A home destroyed by beach erosion in the Alaskan village of Shishmaref, on an island inhabited for 4000 years. It's facing evacuation because of global warming.
A home destroyed by beach erosion in the Alaskan village of Shishmaref. It was evacuated because of global warming.
When President Barack Obama was in Copenhagen on Oct. 2, he was trying to attract an Olympic Games for Chicago.
Next time, he should aim higher: He should try to help save the planet from global warming.
In December, representatives from 190 countries will meet in Copenhagen to start hammering out a new climate change treaty.
It’s crucial that those negotiations not meet the same fate as Chicago’s failed Olympic bid.
The evidence of man-made global warming is simply overwhelming, as virtually every national climatology and scientific society — including the U.S. National Academies of Science and the U.N. Intergovernmental Panel on Climate Change — have acknowledged. The planet is warming. The pace of change is occurring faster than even the worst-case scenarios had predicted.
To avoid the most serious consequences, developed and developing nations must act together to significantly reduce emissions of greenhouse gases.
The only reasonable hope of achieving that is a new treaty to replace the Kyoto Climate Accord, which will expire in 2012.
Mr. Obama clearly would have something to brag about at the meeting. He can point to significant efforts to curtail carbon-dioxide emissions, including two that have occurred in the last week.
Among those efforts are new regulations to control greenhouse gas emissions that were proposed last week by the U.S. Environmental Protection Agency.
And a new bill introduced in the Senate would create market-based controls on carbon-dioxide emissions. The House already has passed a similar measure.
The new EPA regulations would apply to big power plants, oil refiners and manufacturing facilities that each release more than 25,000 tons of carbon dioxide per year. That’s the amount that would be generated by burning 131 rail cars of coal.
Those facilities together account for about 70 percent of the nation’s greenhouse gas emissions.
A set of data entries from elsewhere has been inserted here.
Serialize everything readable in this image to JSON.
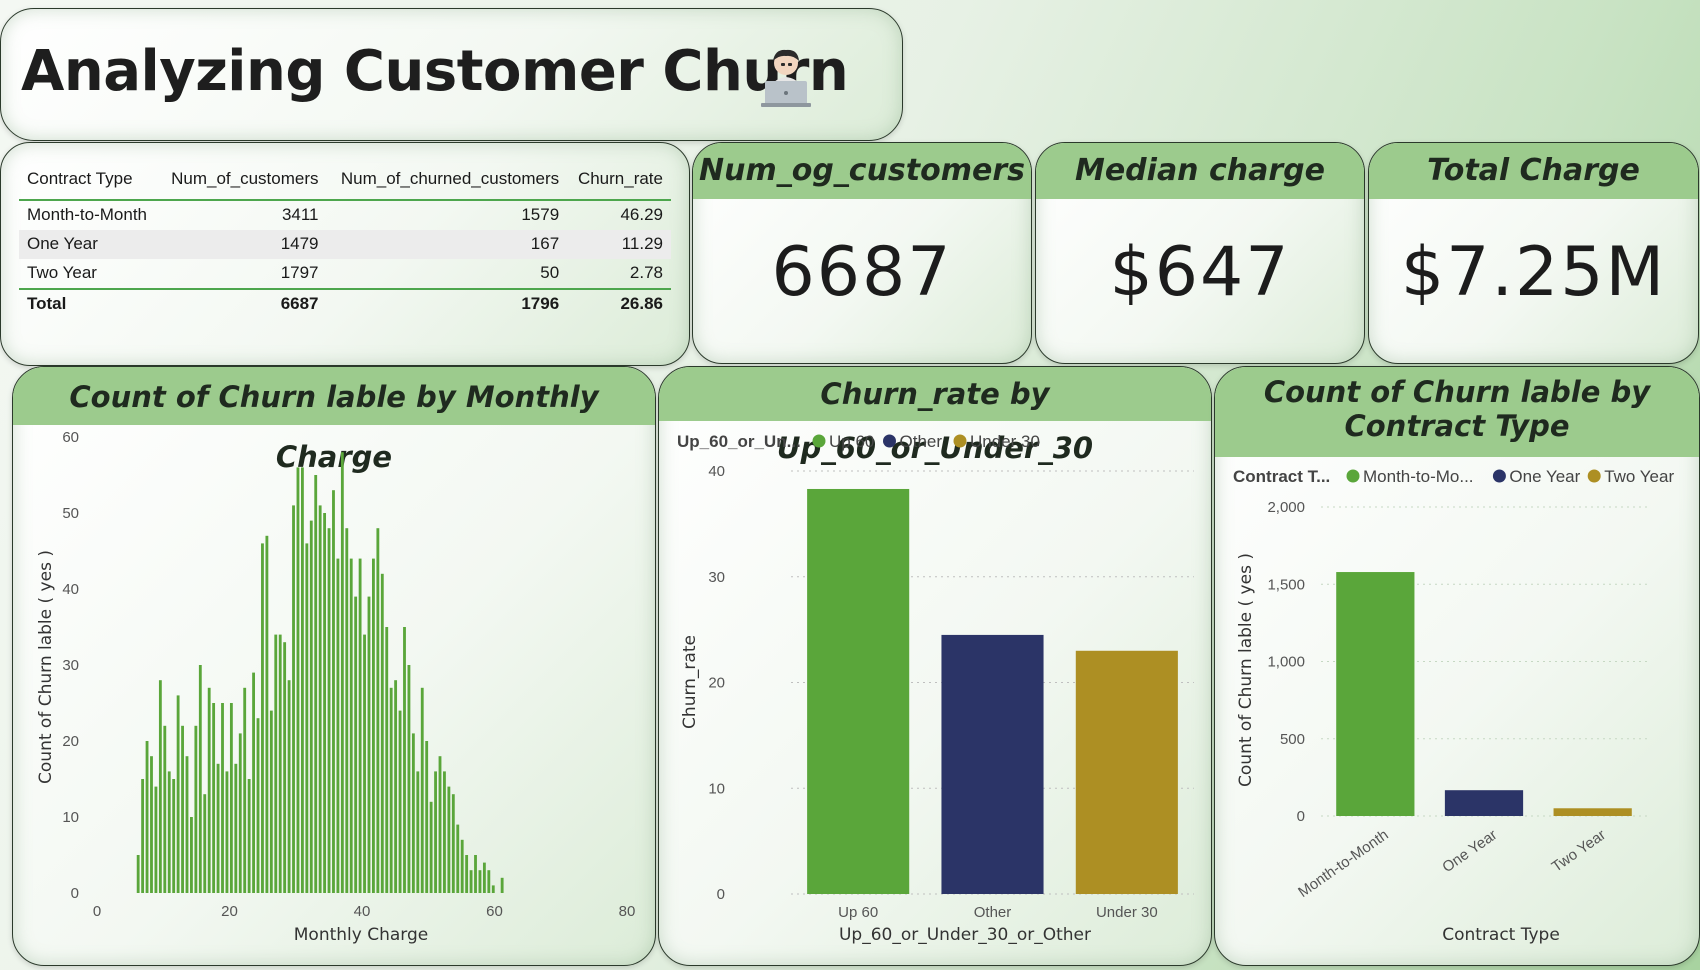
{
  "title": "Analyzing Customer Churn",
  "table": {
    "headers": [
      "Contract Type",
      "Num_of_customers",
      "Num_of_churned_customers",
      "Churn_rate"
    ],
    "rows": [
      [
        "Month-to-Month",
        "3411",
        "1579",
        "46.29"
      ],
      [
        "One Year",
        "1479",
        "167",
        "11.29"
      ],
      [
        "Two Year",
        "1797",
        "50",
        "2.78"
      ]
    ],
    "total": [
      "Total",
      "6687",
      "1796",
      "26.86"
    ]
  },
  "kpis": {
    "customers": {
      "label": "Num_og_customers",
      "value": "6687"
    },
    "median": {
      "label": "Median charge",
      "value": "$647"
    },
    "total": {
      "label": "Total Charge",
      "value": "$7.25M"
    }
  },
  "colors": {
    "green": "#5aa63a",
    "navy": "#2b3467",
    "gold": "#ad8f23"
  },
  "chart_data": [
    {
      "type": "bar",
      "title": "Count of Churn lable by Monthly Charge",
      "xlabel": "Monthly Charge",
      "ylabel": "Count of Churn lable ( yes )",
      "xlim": [
        0,
        80
      ],
      "ylim": [
        0,
        60
      ],
      "xticks": [
        "0",
        "20",
        "40",
        "60",
        "80"
      ],
      "yticks": [
        "0",
        "10",
        "20",
        "30",
        "40",
        "50",
        "60"
      ],
      "x_start": 6,
      "x_step": 0.67,
      "values": [
        5,
        15,
        20,
        18,
        14,
        28,
        22,
        16,
        15,
        26,
        22,
        18,
        10,
        22,
        30,
        13,
        27,
        25,
        17,
        25,
        16,
        25,
        17,
        21,
        27,
        15,
        29,
        23,
        46,
        47,
        24,
        34,
        34,
        33,
        28,
        51,
        56,
        56,
        46,
        49,
        55,
        51,
        50,
        48,
        53,
        44,
        58,
        48,
        44,
        39,
        44,
        34,
        39,
        44,
        48,
        42,
        35,
        27,
        28,
        24,
        35,
        30,
        21,
        16,
        27,
        20,
        12,
        16,
        18,
        16,
        14,
        13,
        9,
        7,
        5,
        3,
        5,
        3,
        4,
        3,
        1,
        0,
        2
      ]
    },
    {
      "type": "bar",
      "title": "Churn_rate by Up_60_or_Under_30",
      "xlabel": "Up_60_or_Under_30_or_Other",
      "ylabel": "Churn_rate",
      "legend_title": "Up_60_or_Un...",
      "categories": [
        "Up 60",
        "Other",
        "Under 30"
      ],
      "values": [
        38.3,
        24.5,
        23
      ],
      "ylim": [
        0,
        40
      ],
      "yticks": [
        "0",
        "10",
        "20",
        "30",
        "40"
      ]
    },
    {
      "type": "bar",
      "title_lines": [
        "Count of Churn lable by",
        "Contract Type"
      ],
      "xlabel": "Contract Type",
      "ylabel": "Count of Churn lable ( yes )",
      "legend_title": "Contract T...",
      "legend_items": [
        "Month-to-Mo...",
        "One Year",
        "Two Year"
      ],
      "categories": [
        "Month-to-Month",
        "One Year",
        "Two Year"
      ],
      "values": [
        1579,
        167,
        50
      ],
      "ylim": [
        0,
        2000
      ],
      "yticks": [
        "0",
        "500",
        "1,000",
        "1,500",
        "2,000"
      ]
    }
  ]
}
It is both logical and productive to start by regulating them.
Earlier this year, the Obama administration announced agreements with automakers that would reduce greenhouse gas emissions from new cars and trucks. That rule will take effect next year.
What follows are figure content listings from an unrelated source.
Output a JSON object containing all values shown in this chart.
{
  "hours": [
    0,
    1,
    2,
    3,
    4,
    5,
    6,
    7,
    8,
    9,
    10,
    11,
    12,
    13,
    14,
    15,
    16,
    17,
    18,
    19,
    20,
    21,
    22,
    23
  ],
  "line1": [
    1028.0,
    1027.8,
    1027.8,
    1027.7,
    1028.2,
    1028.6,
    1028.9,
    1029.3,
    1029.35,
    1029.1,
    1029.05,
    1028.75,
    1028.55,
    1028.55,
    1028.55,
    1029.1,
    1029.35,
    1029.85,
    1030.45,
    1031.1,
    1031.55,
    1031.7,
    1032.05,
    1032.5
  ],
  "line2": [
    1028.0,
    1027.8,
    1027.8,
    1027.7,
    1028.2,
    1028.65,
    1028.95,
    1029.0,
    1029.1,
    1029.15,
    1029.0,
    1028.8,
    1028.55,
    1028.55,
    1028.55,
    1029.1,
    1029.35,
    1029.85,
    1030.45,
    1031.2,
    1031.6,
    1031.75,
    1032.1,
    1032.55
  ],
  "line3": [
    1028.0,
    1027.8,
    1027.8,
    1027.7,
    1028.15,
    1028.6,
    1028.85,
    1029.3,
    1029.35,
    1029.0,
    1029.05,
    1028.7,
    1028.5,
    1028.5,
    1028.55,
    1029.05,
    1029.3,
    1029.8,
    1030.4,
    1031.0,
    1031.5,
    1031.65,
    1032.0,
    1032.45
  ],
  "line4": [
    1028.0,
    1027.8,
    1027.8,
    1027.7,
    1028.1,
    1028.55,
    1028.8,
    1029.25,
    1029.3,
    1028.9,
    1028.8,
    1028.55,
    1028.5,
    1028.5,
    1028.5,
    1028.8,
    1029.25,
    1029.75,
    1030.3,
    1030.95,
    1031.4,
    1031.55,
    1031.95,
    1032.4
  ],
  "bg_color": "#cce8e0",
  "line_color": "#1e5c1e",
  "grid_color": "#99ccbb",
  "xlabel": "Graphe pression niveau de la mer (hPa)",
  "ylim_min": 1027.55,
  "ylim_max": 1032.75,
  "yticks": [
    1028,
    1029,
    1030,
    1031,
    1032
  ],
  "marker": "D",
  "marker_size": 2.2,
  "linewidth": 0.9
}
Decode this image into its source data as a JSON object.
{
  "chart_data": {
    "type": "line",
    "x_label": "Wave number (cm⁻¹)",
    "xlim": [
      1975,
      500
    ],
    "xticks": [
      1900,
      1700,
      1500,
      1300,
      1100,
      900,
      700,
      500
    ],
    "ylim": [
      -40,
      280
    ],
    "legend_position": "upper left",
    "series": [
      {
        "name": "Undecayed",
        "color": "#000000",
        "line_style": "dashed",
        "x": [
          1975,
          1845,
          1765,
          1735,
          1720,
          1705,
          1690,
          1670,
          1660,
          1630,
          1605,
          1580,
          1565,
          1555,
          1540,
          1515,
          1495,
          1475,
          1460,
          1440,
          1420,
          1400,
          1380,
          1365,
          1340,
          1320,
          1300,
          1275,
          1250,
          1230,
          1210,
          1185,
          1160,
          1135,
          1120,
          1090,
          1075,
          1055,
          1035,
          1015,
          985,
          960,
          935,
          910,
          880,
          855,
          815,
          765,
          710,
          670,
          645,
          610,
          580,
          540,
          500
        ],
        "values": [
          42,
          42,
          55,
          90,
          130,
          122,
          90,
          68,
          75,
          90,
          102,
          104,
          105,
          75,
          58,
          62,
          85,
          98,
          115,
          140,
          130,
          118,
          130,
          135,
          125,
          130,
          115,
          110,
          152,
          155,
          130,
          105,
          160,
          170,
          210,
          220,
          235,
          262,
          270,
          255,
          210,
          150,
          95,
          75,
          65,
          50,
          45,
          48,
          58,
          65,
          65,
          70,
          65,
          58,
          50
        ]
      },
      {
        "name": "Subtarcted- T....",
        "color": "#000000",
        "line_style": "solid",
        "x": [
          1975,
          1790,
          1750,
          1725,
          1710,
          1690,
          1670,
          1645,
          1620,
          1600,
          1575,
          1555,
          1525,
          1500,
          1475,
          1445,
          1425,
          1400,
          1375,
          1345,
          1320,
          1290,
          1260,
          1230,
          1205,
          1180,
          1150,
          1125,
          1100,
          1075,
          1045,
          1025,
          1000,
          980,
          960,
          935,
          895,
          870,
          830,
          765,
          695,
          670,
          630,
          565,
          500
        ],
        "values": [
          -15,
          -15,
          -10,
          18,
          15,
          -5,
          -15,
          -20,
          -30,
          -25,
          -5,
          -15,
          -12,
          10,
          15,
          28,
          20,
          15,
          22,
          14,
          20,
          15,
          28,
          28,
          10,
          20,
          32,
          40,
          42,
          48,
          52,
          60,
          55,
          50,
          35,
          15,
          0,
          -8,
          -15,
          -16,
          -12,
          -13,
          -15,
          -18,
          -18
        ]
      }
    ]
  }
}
The Senate bill and proposed new EPA rules are not likely to win quick approval.
Industry groups, including the U.S. Chamber of Commerce, which is spearheading the opposition, already have begun running ads against the cap-and-trade bill.
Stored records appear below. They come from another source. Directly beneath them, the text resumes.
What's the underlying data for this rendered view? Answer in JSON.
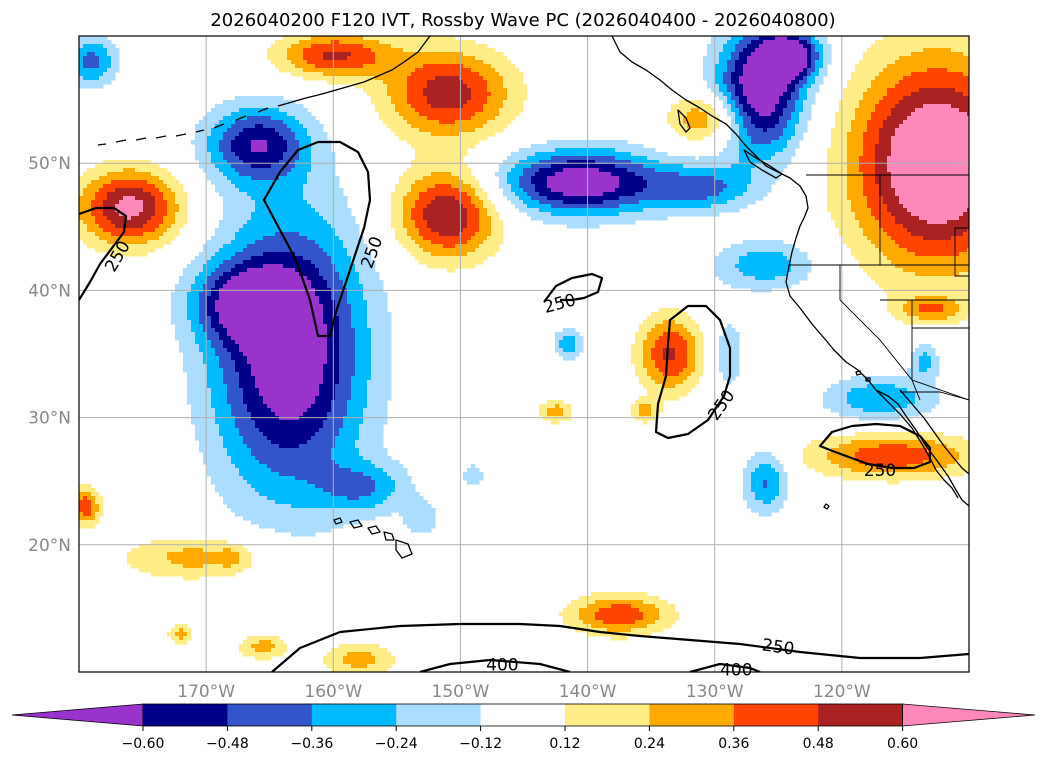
{
  "title": "2026040200 F120 IVT, Rossby Wave PC (2026040400 - 2026040800)",
  "map": {
    "lon_range": [
      -180,
      -110
    ],
    "lat_range": [
      10,
      60
    ],
    "lat_labels": [
      {
        "lat": 50,
        "text": "50°N"
      },
      {
        "lat": 40,
        "text": "40°N"
      },
      {
        "lat": 30,
        "text": "30°N"
      },
      {
        "lat": 20,
        "text": "20°N"
      }
    ],
    "lon_labels": [
      {
        "lon": -170,
        "text": "170°W"
      },
      {
        "lon": -160,
        "text": "160°W"
      },
      {
        "lon": -150,
        "text": "150°W"
      },
      {
        "lon": -140,
        "text": "140°W"
      },
      {
        "lon": -130,
        "text": "130°W"
      },
      {
        "lon": -120,
        "text": "120°W"
      }
    ],
    "ivt_labels": [
      {
        "text": "250",
        "lon": -177.0,
        "lat": 42.7,
        "rot": -60
      },
      {
        "text": "250",
        "lon": -157.0,
        "lat": 43.0,
        "rot": -70
      },
      {
        "text": "250",
        "lon": -142.2,
        "lat": 39.0,
        "rot": -15
      },
      {
        "text": "250",
        "lon": -129.5,
        "lat": 31.0,
        "rot": -55
      },
      {
        "text": "250",
        "lon": -117.0,
        "lat": 25.9,
        "rot": 0
      },
      {
        "text": "250",
        "lon": -125.0,
        "lat": 12.0,
        "rot": 8
      },
      {
        "text": "400",
        "lon": -146.7,
        "lat": 10.6,
        "rot": 0
      },
      {
        "text": "400",
        "lon": -128.3,
        "lat": 10.2,
        "rot": 0
      }
    ]
  },
  "colorbar": {
    "ticks": [
      "−0.60",
      "−0.48",
      "−0.36",
      "−0.24",
      "−0.12",
      "0.12",
      "0.24",
      "0.36",
      "0.48",
      "0.60"
    ],
    "colors": [
      "#9933cc",
      "#000088",
      "#3355cc",
      "#00bbff",
      "#aaddff",
      "#ffffff",
      "#ffee88",
      "#ffaa00",
      "#ff4400",
      "#aa2222",
      "#ff88bb"
    ]
  },
  "chart_data": {
    "type": "heatmap",
    "title": "2026040200 F120 IVT, Rossby Wave PC (2026040400 - 2026040800)",
    "levels": [
      -0.6,
      -0.48,
      -0.36,
      -0.24,
      -0.12,
      0.12,
      0.24,
      0.36,
      0.48,
      0.6
    ],
    "features": [
      {
        "lon": -163.5,
        "lat": 35,
        "sx": 6.0,
        "sy": 11.0,
        "a": -0.75
      },
      {
        "lon": -166,
        "lat": 51.5,
        "sx": 4.0,
        "sy": 3.0,
        "a": -0.55
      },
      {
        "lon": -167,
        "lat": 39,
        "sx": 4.0,
        "sy": 3.0,
        "a": -0.45
      },
      {
        "lon": -157.5,
        "lat": 24.5,
        "sx": 3.5,
        "sy": 2.0,
        "a": -0.3
      },
      {
        "lon": -179,
        "lat": 58,
        "sx": 2.0,
        "sy": 2.0,
        "a": -0.4
      },
      {
        "lon": -140.5,
        "lat": 48.5,
        "sx": 6.5,
        "sy": 2.6,
        "a": -0.72
      },
      {
        "lon": -131,
        "lat": 48,
        "sx": 4.0,
        "sy": 1.8,
        "a": -0.35
      },
      {
        "lon": -126.5,
        "lat": 55.5,
        "sx": 3.5,
        "sy": 5.0,
        "a": -0.75
      },
      {
        "lon": -124,
        "lat": 58.5,
        "sx": 2.5,
        "sy": 2.0,
        "a": -0.6
      },
      {
        "lon": -126,
        "lat": 42,
        "sx": 4.0,
        "sy": 2.0,
        "a": -0.33
      },
      {
        "lon": -129,
        "lat": 35,
        "sx": 1.5,
        "sy": 3.5,
        "a": -0.2
      },
      {
        "lon": -117,
        "lat": 31.5,
        "sx": 4.5,
        "sy": 1.8,
        "a": -0.35
      },
      {
        "lon": -126,
        "lat": 25,
        "sx": 1.8,
        "sy": 2.5,
        "a": -0.38
      },
      {
        "lon": -141.5,
        "lat": 35.8,
        "sx": 1.2,
        "sy": 1.2,
        "a": -0.33
      },
      {
        "lon": -113.5,
        "lat": 34.5,
        "sx": 1.2,
        "sy": 1.5,
        "a": -0.3
      },
      {
        "lon": -153,
        "lat": 22,
        "sx": 1.5,
        "sy": 1.5,
        "a": -0.2
      },
      {
        "lon": -151,
        "lat": 55.5,
        "sx": 5.0,
        "sy": 3.5,
        "a": 0.55
      },
      {
        "lon": -151,
        "lat": 46,
        "sx": 4.0,
        "sy": 3.5,
        "a": 0.62
      },
      {
        "lon": -160,
        "lat": 58.5,
        "sx": 4.5,
        "sy": 1.8,
        "a": 0.5
      },
      {
        "lon": -176,
        "lat": 46.5,
        "sx": 4.0,
        "sy": 3.0,
        "a": 0.65
      },
      {
        "lon": -133.5,
        "lat": 35,
        "sx": 2.5,
        "sy": 3.0,
        "a": 0.5
      },
      {
        "lon": -130.5,
        "lat": 53.5,
        "sx": 3.0,
        "sy": 2.0,
        "a": 0.42
      },
      {
        "lon": -116,
        "lat": 27,
        "sx": 6.5,
        "sy": 1.8,
        "a": 0.45
      },
      {
        "lon": -112.5,
        "lat": 50,
        "sx": 6.5,
        "sy": 8.0,
        "a": 0.85
      },
      {
        "lon": -137.5,
        "lat": 14.5,
        "sx": 4.0,
        "sy": 1.6,
        "a": 0.45
      },
      {
        "lon": -170.5,
        "lat": 19,
        "sx": 6.0,
        "sy": 1.8,
        "a": 0.3
      },
      {
        "lon": -158,
        "lat": 11,
        "sx": 3.0,
        "sy": 1.3,
        "a": 0.3
      },
      {
        "lon": -165.5,
        "lat": 12,
        "sx": 2.0,
        "sy": 1.0,
        "a": 0.3
      },
      {
        "lon": -172,
        "lat": 13,
        "sx": 1.0,
        "sy": 0.8,
        "a": 0.3
      },
      {
        "lon": -142.5,
        "lat": 30.5,
        "sx": 1.4,
        "sy": 0.9,
        "a": 0.3
      },
      {
        "lon": -135.5,
        "lat": 30.5,
        "sx": 1.1,
        "sy": 0.9,
        "a": 0.28
      },
      {
        "lon": -179.5,
        "lat": 23,
        "sx": 1.2,
        "sy": 1.5,
        "a": 0.45
      },
      {
        "lon": -113,
        "lat": 38.5,
        "sx": 2.5,
        "sy": 1.0,
        "a": 0.3
      },
      {
        "lon": -149,
        "lat": 25.5,
        "sx": 1.0,
        "sy": 1.0,
        "a": -0.2
      },
      {
        "lon": -168,
        "lat": 19,
        "sx": 1.0,
        "sy": 1.0,
        "a": 0.1
      }
    ]
  }
}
But the chamber has suffered some high-profile defections as a result of its obstructionist efforts. Three large utility companies, the computer maker Apple and shoe giant Nike have resigned from the chamber in recent weeks.
Even without final approval of a cap-and-trade bill, Mr. Obama’s efforts to curtail U.S. greenhouse gas emissions will give him vastly more international influence when negotiators begin shaping details of the new agreement.
He probably will need it.
World leaders paid lip service to the need for reform during a U.N. summit on climate change in New York last month. But that rhetoric wasn’t matched by performance.
Channeling former President George W. Bush, China’s Hu Jintao pledged to reduce the “carbon intensity” of his country’s economy. Together, China and the United States account for about 40 percent of the world’s greenhouse gas emissions.
Despite the obstacles, Mr. Obama should do what it takes — including making a personal appeal — to move reluctant world leaders to reach an agreement.
Compared to the catastrophic environmental changes that scientists say climate change can unleash, another trip to Copenhagen is a small price to pay.